Cette loi qui déplut aux femmes romaines ne fit pas long feu, tout juste vingt ans. Un jour de l’année 195, les femmes se mirent en route vers les places publiques afin d’en revendiquer l’abrogation. La participation féminine à cet événement est relatée par Tite Live qui nous indique que les femmes congestionnaient les rues et exhortaient les citoyens à voter en faveur de l’abrogation de la Lex Oppia. Ce qui fut obtenu grâce à la Lex Valeria Fundania. La mobilisation féminine de 195 avant J.C. à propos de l’abrogation de la Lex Oppia semble avoir été – selon la Revue Internationale des droits de l’Antiquité – la première d’une telle ampleur.

A la poursuite de ce bien imaginaire, l’opinion

Dans une société de masse, et surtout de masse de millionnaires et de milliardaires, l’ostentation est le plus sûr moyen de se singulariser et l’augmentation du nombre des riches – associée à la démocratisation du luxe – ne peut qu’amplifier les achats de luxe. « La démocratisation même du luxe, (Deloitte) sans perdre en exclusivité, le rend accessible à de nouveaux marchés et à de nouveaux clients », à des privilégiés qui goûtent ce luxe que, dans le Mondain,  Voltaire proclame délicieux, du moins pour les riches et les grands États. Et Baudrillart de conclure : « La richesse est de toutes les supériorités la plus universellement appréciée, la plus visible, la moins aisée à contester. Riche, on voudra paraître ce qu’on est, et même un peu au-delà ; pauvre, on voudra paraître ce qu’on n’est pas, c’est à dire riche, du moins dans une certaine mesure ; cela n’est pas impossible, car si la richesse ne s’emprunte pas, les signes de la richesse s’empruntent et peuvent être imités. Telle est la nature de ces vanités inquiètes, ardentes à la poursuite de ce bien imaginaire, l’opinion. »

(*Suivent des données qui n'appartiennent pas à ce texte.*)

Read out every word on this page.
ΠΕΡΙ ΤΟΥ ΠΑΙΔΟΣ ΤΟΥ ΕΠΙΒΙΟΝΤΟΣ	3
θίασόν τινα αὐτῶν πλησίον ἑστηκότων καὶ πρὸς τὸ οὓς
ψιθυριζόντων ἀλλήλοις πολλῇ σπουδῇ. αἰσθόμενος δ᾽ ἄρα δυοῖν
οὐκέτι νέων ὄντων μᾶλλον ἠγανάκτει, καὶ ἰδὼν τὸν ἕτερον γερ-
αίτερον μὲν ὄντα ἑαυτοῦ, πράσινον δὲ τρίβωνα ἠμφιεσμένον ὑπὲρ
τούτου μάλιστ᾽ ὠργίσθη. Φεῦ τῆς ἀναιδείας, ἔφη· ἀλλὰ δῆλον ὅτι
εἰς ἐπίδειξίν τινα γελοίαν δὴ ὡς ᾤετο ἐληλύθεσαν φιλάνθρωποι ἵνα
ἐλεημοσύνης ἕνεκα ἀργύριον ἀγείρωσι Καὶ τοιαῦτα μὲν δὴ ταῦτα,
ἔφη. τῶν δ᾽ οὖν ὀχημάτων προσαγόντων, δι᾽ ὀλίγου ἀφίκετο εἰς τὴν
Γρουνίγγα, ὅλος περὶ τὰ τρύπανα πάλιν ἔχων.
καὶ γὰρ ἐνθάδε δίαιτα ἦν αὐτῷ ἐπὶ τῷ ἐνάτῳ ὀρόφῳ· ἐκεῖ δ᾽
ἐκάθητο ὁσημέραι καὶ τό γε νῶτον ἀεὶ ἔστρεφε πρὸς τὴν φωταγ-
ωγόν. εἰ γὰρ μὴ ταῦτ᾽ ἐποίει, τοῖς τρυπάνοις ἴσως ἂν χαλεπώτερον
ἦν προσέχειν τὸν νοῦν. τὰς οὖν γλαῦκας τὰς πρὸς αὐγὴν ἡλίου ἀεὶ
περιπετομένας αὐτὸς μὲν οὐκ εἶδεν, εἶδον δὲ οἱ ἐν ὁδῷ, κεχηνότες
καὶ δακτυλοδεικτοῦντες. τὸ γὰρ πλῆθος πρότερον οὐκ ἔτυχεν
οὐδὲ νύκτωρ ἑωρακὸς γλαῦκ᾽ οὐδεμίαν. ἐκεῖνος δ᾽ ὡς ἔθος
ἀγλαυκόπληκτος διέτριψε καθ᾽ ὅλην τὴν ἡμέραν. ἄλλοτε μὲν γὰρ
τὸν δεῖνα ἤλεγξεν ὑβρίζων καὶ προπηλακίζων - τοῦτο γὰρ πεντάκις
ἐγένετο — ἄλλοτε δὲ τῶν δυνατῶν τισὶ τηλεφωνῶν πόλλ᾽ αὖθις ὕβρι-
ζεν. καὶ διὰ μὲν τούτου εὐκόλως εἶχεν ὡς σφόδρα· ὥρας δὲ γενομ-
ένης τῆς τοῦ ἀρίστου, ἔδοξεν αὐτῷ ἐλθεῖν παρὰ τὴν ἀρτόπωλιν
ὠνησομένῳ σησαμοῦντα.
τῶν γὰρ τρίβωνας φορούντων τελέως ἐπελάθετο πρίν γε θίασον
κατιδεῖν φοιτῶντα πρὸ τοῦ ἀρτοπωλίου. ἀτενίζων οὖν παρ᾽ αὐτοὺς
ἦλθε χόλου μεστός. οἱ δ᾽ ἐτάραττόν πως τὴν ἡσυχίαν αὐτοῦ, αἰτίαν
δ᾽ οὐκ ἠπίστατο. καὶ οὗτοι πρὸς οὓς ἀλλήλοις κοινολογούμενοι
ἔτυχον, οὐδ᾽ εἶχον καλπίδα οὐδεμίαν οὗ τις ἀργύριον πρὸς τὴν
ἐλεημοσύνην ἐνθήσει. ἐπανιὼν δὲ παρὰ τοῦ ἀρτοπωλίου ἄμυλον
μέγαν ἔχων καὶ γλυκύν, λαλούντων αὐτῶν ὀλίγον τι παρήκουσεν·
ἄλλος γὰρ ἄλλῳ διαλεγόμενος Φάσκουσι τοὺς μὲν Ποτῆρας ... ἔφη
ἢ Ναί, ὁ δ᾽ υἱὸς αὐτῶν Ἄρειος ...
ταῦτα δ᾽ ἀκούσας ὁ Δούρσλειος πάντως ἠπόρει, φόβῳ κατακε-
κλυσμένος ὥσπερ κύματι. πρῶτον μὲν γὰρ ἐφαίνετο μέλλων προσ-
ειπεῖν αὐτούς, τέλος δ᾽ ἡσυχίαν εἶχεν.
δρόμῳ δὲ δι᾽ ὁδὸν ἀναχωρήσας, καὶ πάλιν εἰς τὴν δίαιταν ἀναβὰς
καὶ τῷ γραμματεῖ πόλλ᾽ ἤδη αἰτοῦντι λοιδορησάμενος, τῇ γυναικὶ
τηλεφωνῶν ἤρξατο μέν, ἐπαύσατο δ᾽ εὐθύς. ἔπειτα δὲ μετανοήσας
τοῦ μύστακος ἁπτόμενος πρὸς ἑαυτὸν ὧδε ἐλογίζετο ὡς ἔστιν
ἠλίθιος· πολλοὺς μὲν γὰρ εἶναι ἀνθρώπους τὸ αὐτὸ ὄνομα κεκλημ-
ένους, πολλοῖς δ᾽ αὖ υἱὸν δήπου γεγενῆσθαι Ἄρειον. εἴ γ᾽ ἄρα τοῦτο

Aux marques désormais de créer une nouvelle mythologie adaptée à l’époque pour initier de nouveaux amateurs à ces délices voltairiens. Si deux tiers des milliardaires dans le monde ont plus de 60 ans, les jeunes s’annoncent : la liste établie par le magazine Forbes en 2017, recense 56 millionnaires de moins de 40 ans. La nouvelle génération se flatte également de privilégier un luxe éthique et en conformité avec les exigences du développement durable. De nouveaux critères de séduction restent à inventer, une opération qui passe, à l’époque 2.0, par une stratégie de narration capable d’associer un produit à une vision du monde.